Hasn’t everyone wondered what if? In this daring debut novel, Moriah McStay gives us the rare opportunity to see what might have happened if things were different. Maybe luck determines our paths. But maybe it’s who we are that determines our luck.
I think most people have, at one point in contemplated, a what if. Everything in life consists of choices that ultimately lead you to where you are and the person you are. Everything That Makes You picks one moment and explores how Fiona’s life could have been in two futures.
I felt for Fiona. Her face has been scarred for years. One moment of play with her brother resulted in years of pain, both physical and emotional. I could relate to her, in a way. She’s always felt a little like her family wants to change her, like if her face could be “fixed,” then everything would be fixed. She’s learned to live with her scars, and while that doesn’t mean she’s happy to have them, she understands they are a part of her.
Fi, on the other hand, was never scarred. She’s a star lacrosse player with a bright future ahead of her. And then it all comes crashing down around her when her ankle breaks. Her future becomes a question and she’s forced to question who she is and what matters to her.
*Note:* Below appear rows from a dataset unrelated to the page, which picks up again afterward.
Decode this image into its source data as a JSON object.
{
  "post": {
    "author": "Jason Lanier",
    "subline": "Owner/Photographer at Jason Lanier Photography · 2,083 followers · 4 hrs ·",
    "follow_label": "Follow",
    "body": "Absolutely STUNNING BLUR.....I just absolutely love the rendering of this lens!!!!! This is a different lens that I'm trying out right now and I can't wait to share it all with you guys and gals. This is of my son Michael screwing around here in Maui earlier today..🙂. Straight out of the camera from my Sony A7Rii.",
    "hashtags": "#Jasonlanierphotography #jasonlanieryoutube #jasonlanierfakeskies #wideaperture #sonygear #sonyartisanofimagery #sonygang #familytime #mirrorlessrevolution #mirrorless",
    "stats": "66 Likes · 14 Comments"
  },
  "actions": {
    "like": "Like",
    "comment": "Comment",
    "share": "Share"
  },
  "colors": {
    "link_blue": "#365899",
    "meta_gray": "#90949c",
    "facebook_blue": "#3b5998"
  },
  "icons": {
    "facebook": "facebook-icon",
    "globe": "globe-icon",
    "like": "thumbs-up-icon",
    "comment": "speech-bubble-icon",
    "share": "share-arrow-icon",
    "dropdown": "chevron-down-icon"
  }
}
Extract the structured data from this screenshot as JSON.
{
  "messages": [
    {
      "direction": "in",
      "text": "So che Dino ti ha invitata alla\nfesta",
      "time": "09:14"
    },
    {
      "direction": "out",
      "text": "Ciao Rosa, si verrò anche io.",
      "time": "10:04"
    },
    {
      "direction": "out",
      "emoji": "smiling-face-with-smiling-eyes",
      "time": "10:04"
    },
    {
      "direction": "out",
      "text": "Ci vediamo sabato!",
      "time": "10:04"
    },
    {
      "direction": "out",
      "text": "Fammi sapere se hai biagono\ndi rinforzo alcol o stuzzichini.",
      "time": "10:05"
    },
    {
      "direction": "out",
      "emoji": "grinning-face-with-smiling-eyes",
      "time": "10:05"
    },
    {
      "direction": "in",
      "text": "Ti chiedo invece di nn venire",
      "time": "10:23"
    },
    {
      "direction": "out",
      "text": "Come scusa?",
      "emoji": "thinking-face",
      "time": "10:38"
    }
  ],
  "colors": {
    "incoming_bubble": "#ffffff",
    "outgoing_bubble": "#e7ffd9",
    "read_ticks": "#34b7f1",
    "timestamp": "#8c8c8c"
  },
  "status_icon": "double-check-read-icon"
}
The contrast between these two “characters” was really interesting. Personally, I connected more with Fiona than Fi, but they were both understandable people. Fiona had to grow up quickly and learn to deal with life’s punches pretty early. She understood that life sometimes doesn’t make sense, but that the only way to keep going is to find a way to adapt and live. Fi, on the other hand, has to realize that life changes quickly and that the future is never set in stone. They’ve lived very different lives, but they ultimately learn similar lessons.
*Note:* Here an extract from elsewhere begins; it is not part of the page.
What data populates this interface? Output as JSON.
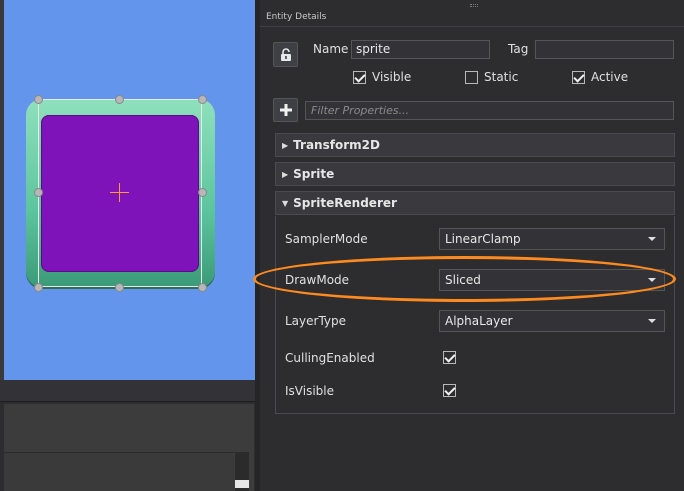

I was really happy with the individual development of the characters. I could see the traits they had in common, ones that didn’t change despite the different lives. Yet, they were separate people. Without getting into spoilers, I liked that the book didn’t end the same way for both Fi and Fiona. I think that expectation would go against the rest of the book. Everything That Makes You shows how individual choices and actions can have a great impact on a person, creating and shaping the future. If the book had ended the same way for both characters, I don’t think that meaning would have come through as well. If Fiona and Fi were going to end up in the same way, what impact did the scarring event have when Fiona was five?
Some parts of the book were predictable. It’s not really bad, per se, but I would have enjoyed a little more guessing as I read. The book was made up of a lot of little moments, with a few big moments helping to move along the story. I just wish I hadn’t seen some of the big moments coming before they happened.
If you’re a fan of alternate universe stories, this is definitely a book you’d enjoy. I also think it’s just a good contemporary genre story. It shows how life is a culmination of everything that has and hasn’t happened, the choices you make and don’t make, and how everything in your past has helped make you who you are.
Thank you to Edelweiss and Katherine Tegan Books for an advanced copy of the novel in exchange for an honest review.